Senator for New South Wales
- In office 1 July 2002 – 30 June 2014

Personal details
- Born: Ursula Mary Clarke 7 July 1954 (age 71) Wicklow, Ireland
- Party: Labor
- Spouse: Bob Stephens
- Alma mater: South Australian CAE University of Canberra
- Profession: Teacher

= Ursula Stephens =

Australian politician

Ursula Mary Stephens (born 7 July 1954) is an Australian former politician. She served as a Senator for New South Wales from 2002 to 2014, representing the Australian Labor Party (ALP). She was a parliamentary secretary in the Rudd and Gillard governments from 2007 to 2010. In 2019, she was appointed CEO of Catholic Social Services Australia.

==Early life==
Stephens was born in Wicklow, Ireland. She arrived in Australia with her family at a young age and grew up on the New South Wales North Coast. She is one of seven siblings; her father was a mechanic and her mother was a nurse. She was educated at St Mary's College in Grafton.

She subsequently completed a diploma in teaching at Goulburn College of Advanced Education and a Bachelor of Education at the South Australian College of Advanced Education. She worked as a primary school teacher from 1974 to 1992, including in the Northern Territory for two years. She later operated a small business and then from 1997 to 2001 worked for the New South Wales state government as a senior project officer in the Premier's Department.

==Politics==
Stephens joined the ALP as a result of the dismissal of the Whitlam government in 1975, during which she travelled to Canberra to attend protests. She was the first member of her family to join a political party. Stephens served on the Australian Labor Party National Executive and the national executive of the Labor Women's Network. She was president of the Australian Labor Party (New South Wales Branch) from 2002 to 2006, the first woman to hold the position.

===Senate===
Stephens was elected to the Senate at the 2001 federal election, to a term beginning on 1 July 2002. She was re-elected in 2007 but lost her seat in 2013, with her term ending on 30 June 2014. She was a member of the Labor Right faction.
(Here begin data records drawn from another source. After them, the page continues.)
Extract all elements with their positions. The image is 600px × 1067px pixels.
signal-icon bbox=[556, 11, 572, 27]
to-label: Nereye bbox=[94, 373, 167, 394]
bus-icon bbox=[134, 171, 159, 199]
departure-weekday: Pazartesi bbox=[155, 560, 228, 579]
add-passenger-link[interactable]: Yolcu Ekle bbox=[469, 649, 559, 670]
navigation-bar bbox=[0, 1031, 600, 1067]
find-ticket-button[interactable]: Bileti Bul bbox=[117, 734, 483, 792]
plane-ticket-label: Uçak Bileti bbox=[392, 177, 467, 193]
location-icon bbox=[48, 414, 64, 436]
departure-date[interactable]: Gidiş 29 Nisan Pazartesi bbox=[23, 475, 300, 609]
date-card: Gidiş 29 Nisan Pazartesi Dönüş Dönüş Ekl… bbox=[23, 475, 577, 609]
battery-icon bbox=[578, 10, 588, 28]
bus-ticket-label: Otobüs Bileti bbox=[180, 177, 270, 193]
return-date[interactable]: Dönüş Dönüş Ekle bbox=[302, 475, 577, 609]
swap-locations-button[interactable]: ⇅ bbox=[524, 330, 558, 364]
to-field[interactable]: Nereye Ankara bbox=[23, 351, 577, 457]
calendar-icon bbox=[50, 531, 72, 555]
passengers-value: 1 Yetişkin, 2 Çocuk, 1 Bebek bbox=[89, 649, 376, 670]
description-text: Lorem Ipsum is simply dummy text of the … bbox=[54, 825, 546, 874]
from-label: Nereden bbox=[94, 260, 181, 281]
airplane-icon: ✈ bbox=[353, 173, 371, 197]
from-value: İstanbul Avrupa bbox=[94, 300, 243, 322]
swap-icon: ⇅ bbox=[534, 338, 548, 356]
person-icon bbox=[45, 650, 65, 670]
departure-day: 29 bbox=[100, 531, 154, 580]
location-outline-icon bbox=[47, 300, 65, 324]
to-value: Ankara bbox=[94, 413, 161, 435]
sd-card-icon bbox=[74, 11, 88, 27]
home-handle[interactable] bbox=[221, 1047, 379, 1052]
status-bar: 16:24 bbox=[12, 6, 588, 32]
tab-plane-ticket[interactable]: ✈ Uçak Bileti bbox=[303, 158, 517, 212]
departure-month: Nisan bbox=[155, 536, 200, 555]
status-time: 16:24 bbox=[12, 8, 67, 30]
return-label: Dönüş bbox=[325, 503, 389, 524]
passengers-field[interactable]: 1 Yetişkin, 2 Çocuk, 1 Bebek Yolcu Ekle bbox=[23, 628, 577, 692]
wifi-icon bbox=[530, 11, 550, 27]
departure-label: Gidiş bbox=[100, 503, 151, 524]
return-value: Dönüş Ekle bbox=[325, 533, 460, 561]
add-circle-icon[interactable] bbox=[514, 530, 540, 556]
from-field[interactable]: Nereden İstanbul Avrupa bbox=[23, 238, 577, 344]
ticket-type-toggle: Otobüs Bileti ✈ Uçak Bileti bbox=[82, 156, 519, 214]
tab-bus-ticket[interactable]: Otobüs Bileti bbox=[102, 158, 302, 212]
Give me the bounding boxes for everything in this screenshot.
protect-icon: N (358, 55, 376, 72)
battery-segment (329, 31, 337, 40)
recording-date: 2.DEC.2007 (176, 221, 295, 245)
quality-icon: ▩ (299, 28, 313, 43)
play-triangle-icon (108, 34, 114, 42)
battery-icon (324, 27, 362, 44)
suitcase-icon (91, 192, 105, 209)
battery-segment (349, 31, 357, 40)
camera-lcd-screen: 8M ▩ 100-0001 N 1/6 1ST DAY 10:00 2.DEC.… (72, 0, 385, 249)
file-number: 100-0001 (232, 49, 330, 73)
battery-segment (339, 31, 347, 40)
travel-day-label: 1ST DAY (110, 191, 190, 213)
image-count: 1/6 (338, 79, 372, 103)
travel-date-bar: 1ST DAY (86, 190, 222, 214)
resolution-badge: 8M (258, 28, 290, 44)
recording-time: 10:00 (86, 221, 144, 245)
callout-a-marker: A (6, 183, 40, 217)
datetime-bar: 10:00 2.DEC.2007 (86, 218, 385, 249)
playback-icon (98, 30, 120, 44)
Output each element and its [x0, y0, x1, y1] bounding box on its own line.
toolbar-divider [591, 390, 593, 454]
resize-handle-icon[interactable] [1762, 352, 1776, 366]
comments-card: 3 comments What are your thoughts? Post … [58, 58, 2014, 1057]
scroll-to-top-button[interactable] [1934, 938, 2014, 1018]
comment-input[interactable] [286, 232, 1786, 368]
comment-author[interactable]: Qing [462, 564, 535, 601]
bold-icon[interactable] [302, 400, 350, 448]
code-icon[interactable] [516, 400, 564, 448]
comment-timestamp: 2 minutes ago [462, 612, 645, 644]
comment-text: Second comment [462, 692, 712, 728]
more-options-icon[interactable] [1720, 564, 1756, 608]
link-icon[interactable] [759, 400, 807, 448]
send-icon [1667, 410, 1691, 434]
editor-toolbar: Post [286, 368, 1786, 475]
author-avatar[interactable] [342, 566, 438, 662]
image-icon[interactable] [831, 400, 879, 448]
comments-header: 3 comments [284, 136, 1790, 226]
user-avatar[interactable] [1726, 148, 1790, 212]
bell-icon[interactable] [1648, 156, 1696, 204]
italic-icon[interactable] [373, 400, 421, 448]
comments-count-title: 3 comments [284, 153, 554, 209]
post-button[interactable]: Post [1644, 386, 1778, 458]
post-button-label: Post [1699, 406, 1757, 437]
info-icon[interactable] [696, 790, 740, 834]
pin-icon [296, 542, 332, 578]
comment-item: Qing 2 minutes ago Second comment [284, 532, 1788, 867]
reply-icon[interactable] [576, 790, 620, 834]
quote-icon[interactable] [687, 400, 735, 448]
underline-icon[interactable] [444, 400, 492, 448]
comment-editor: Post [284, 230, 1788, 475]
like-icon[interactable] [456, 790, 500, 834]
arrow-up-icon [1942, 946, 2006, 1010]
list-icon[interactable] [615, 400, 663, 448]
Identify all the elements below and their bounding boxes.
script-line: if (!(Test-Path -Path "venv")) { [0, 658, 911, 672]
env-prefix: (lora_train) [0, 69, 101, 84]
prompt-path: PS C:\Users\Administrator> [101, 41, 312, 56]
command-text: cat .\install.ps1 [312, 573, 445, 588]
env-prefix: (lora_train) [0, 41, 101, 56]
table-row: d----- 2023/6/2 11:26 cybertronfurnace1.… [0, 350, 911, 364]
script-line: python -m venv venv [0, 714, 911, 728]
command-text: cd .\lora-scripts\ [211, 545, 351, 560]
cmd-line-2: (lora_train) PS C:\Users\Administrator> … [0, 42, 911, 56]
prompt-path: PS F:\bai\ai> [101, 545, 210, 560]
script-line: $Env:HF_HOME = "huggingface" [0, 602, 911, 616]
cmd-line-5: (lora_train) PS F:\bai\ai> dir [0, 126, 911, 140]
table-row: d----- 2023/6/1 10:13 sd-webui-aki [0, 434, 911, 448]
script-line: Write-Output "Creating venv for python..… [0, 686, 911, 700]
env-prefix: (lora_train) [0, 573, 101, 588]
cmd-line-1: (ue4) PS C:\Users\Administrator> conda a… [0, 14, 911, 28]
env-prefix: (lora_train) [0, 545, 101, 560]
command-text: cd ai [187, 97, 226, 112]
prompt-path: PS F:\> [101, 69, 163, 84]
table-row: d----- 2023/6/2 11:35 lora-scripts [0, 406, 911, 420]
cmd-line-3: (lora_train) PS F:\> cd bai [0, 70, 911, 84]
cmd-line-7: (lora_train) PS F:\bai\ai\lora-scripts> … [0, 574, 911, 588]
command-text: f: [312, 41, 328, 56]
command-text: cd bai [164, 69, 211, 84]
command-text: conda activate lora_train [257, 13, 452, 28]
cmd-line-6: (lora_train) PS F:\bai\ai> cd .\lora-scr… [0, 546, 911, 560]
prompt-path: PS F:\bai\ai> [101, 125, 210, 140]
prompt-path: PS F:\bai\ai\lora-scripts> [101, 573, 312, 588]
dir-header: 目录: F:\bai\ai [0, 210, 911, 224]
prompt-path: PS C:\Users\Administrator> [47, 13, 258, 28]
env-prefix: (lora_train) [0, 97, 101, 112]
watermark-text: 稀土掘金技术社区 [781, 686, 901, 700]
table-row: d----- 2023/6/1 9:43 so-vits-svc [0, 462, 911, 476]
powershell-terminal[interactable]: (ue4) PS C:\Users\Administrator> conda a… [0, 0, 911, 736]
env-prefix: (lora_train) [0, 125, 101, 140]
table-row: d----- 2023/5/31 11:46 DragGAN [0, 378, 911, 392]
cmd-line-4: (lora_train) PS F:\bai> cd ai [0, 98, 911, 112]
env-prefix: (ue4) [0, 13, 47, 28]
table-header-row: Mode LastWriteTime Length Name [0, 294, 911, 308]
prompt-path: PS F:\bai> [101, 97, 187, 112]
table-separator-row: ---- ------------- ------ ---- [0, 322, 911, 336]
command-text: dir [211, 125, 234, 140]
In the Senate, Stephens served as chair of the economic references committee from 2003 to 2006. She was chosen as a shadow parliamentary secretary in 2004, continuing in the role under opposition leaders Mark Latham, Kim Beazley and Kevin Rudd until Labor's victory at the 2007 election. In 2005, she was one of only three ALP senators – along with Stephen Conroy and Helen Polley – to vote against greater availability of the abortion drug RU486. In the First Rudd Ministry, Stephens served as Parliamentary Secretary for Social Inclusion and Parliamentary Secretary for the Voluntary Sector. She initially continued on when the First Gillard Ministry was formed in June 2010, but in September 2010, following the 2010 election, her positions were abolished. She stated that they were abolished because "my job was completed" and it did not constitute a demotion.

Stephens was opposed to the legalisation of same-sex marriage in Australia. In 2011, she stated "marriage is about a relationship between a man and a woman [...] marriage is about producing children". In 2012 she submitted a report to the ALP caucus in which she stated same-sex marriage could have unintended consequences, such as allowing neighbours to marry for tax benefits. She said she was also concerned about "the demonisation of those who oppose same sex marriage" and that "anyone who knows me would never consider me as homophobic".

===State politics===
Stephens ran unsuccessfully for the seat of Goulburn at the 2015 New South Wales state election. She reprised her candidacy at the 2019 state election but was again unsuccessful.

==Later career==
In July 2019, Stephens succeeded Frank Brennan as CEO of Catholic Social Services Australia. She resigned from the role in 2021 to take up an appointment as CEO of Australian Catholic Safeguarding Ltd, a newly created body established "to oversee safeguarding, child protection and professional standards matters" for the Catholic Church in Australia.

==Personal life==
Stephens has four children with her husband Bob. In 2005, while serving in the Senate, she was awarded the degree of Doctor of Public Administration (DPA) by the University of Canberra for a thesis on "best practice in service delivery models and the impact of National Competition Policy reforms on regional and rural communities".